Sylva Foundation’s views on sourcing and using home-grown wood products.
Using more wood products sourced from UK forests will stimulate our economy while improving the environmental condition of more woodlands, reducing wood-miles (carbon footprint of importing timber), and help reconnect people with the benefits of a working countryside.
Sylva Foundation has set out its views on sourcing and home-grown wood products, and articulated how these link to its charitable purpose in a new position statement: Sourcing and Using Home-Grown Wood Products. The position statement also sets out a number of actions which it commits to following and will advocate to others. The position statement can be downloaded here.
- Sylva Foundation’s vision is for a society that cares for nature while living in harmony with it.

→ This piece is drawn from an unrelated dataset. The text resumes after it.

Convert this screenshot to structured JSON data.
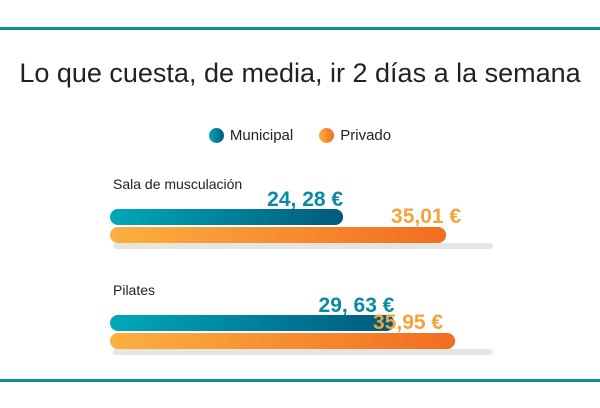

- Much of the UK’s wildlife has adapted to thrive in managed forests.
- Currently there is low awareness of the provenance of wood products among users and consumers, and therefore a lack of awareness of the resulting consequences for the environment and economy.
- There is a perception among UK users of wood products that supply is limited and/or that quality is poor.
Sylva Foundation will:
- advocate a hierarchal approach, placing a preference for home-grown wood products above some certified wood products.

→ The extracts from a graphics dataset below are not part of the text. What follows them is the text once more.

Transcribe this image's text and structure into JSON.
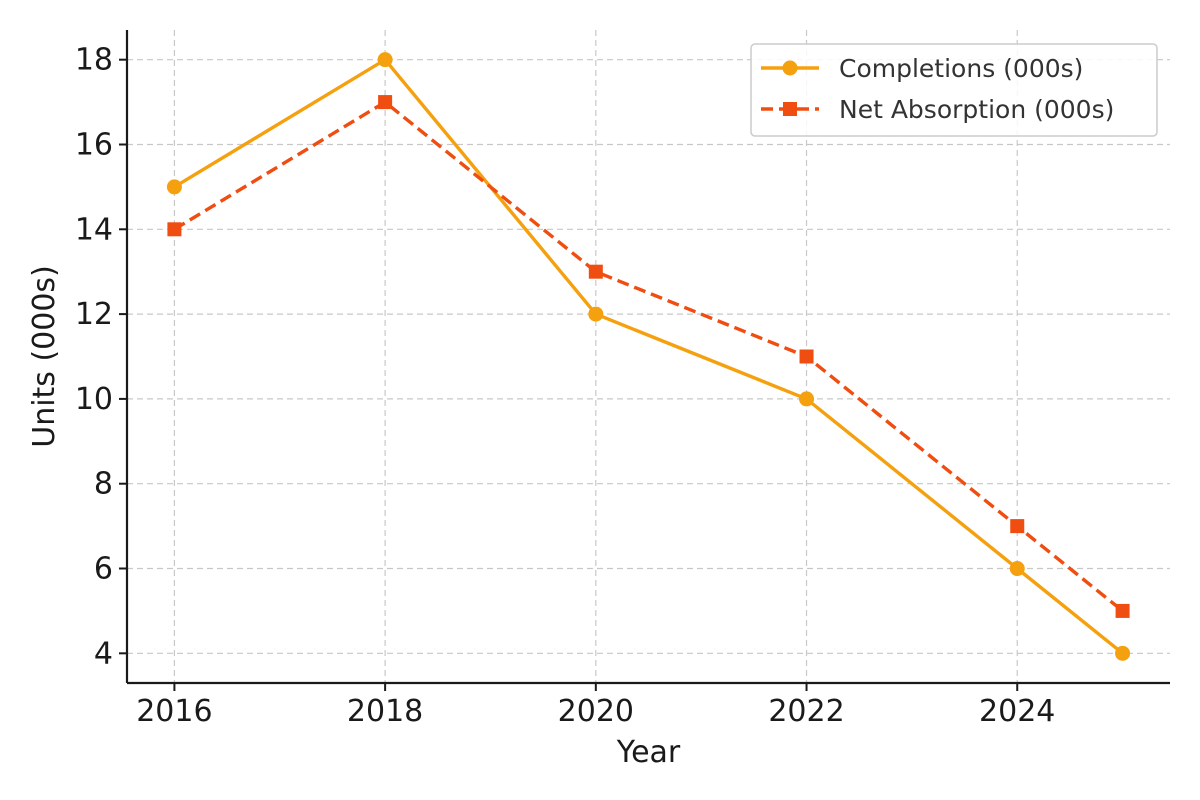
{
  "chart_data": {
    "type": "line",
    "title": "",
    "xlabel": "Year",
    "ylabel": "Units (000s)",
    "x": [
      2016,
      2018,
      2020,
      2022,
      2024,
      2025
    ],
    "xticks": [
      2016,
      2018,
      2020,
      2022,
      2024
    ],
    "yticks": [
      4,
      6,
      8,
      10,
      12,
      14,
      16,
      18
    ],
    "xlim": [
      2015.55,
      2025.45
    ],
    "ylim": [
      3.3,
      18.7
    ],
    "grid": true,
    "legend_position": "top-right",
    "series": [
      {
        "name": "Completions (000s)",
        "values": [
          15,
          18,
          12,
          10,
          6,
          4
        ],
        "color": "#f5a00f",
        "line_style": "solid",
        "marker": "circle"
      },
      {
        "name": "Net Absorption (000s)",
        "values": [
          14,
          17,
          13,
          11,
          7,
          5
        ],
        "color": "#f04d10",
        "line_style": "dashed",
        "marker": "square"
      }
    ]
  }
}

- develop and make freely available a decision support tool to aid good environmental and ethical decision making by users of wood products (see below).

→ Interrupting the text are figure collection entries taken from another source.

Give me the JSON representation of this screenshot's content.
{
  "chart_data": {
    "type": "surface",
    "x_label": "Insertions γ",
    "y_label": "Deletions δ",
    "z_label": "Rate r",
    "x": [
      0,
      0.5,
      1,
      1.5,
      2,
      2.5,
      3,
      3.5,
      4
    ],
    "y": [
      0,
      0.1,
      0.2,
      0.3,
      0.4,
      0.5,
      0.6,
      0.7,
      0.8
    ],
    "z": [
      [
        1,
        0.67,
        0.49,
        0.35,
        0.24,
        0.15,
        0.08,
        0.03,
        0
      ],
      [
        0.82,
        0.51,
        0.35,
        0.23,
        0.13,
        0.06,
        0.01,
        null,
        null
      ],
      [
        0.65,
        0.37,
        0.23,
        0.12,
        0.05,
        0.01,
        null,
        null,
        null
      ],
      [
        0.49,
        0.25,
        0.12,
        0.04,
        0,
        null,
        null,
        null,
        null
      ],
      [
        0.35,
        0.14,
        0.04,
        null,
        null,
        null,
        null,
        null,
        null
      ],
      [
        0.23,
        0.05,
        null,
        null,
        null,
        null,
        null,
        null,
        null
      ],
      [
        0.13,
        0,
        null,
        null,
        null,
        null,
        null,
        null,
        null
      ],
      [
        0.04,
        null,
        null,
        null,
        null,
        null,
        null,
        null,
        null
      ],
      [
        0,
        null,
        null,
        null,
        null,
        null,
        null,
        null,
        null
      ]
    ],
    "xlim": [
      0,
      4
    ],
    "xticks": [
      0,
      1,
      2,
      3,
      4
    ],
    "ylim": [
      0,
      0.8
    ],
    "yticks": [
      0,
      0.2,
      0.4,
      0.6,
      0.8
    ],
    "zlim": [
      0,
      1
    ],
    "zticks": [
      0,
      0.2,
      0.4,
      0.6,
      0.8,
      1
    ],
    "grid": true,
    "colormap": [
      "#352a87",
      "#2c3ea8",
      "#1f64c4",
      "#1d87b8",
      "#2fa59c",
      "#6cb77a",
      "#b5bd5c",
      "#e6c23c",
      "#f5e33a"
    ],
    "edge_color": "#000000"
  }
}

- be proactive in supporting the mission and activities of Grown in Britain.
- explore how best to improve the UK woodchain.
Home-grown Wood Product Selector tool
Sylva Foundation has developed a beta version of a Home-Grown Wood Product Selector decision support tool. This tool is provided free to use and aims to guide wood product users in decision making for sourcing timber and wood products in the UK. Sylva Foundation aims to develop this tool further with support from partners, and if investment can be attracted, develop a simple mobile application to improve accessibility and user experience.
The area of woodland in the UK is estimated to be 3.2M hectares (13%); meaning that it is the second least-wooded country in Europe. A significant proportion of woodland area (44%) has been certified under the UK Woodland Assurance Scheme. However, a similar area of woodland (e.g. 42% in England) is without a management plan compliant with the UK Forestry Standard (UKFS). Such non-compliant UKFS woodlands may be failing to deliver benefits to society, the environment, and to the UK economy.
The UK is the second largest importer of timber of any country in the world (second only to China), including 7.2M m3 of sawnwood and 5.3M tonnes of pulp and paper, amounting to £7.5 billion worth of imports . From its own forests, the UK produces 3.3M m3 of sawnwood, 3.0M m3 of wood-based panels, and 3.6M m3 of paper product.
It may seem obvious that a country with low woodland cover may be reliant on timber imports for much of its needs, however the current low level of woodland management in the UK is a real concern. Not only does a reliance on wood product imports leads to significant carbon footprint due to transportation (‘wood-miles’), but the under-performance of the UK timber market means that woodland owners may remain unmotivated to improve the condition of their woodlands, or even to invest in creating new woodland. Good woodland management (as measured against the UKFS) is closely linked not only to the economy, but also to the environmental condition of our woodlands.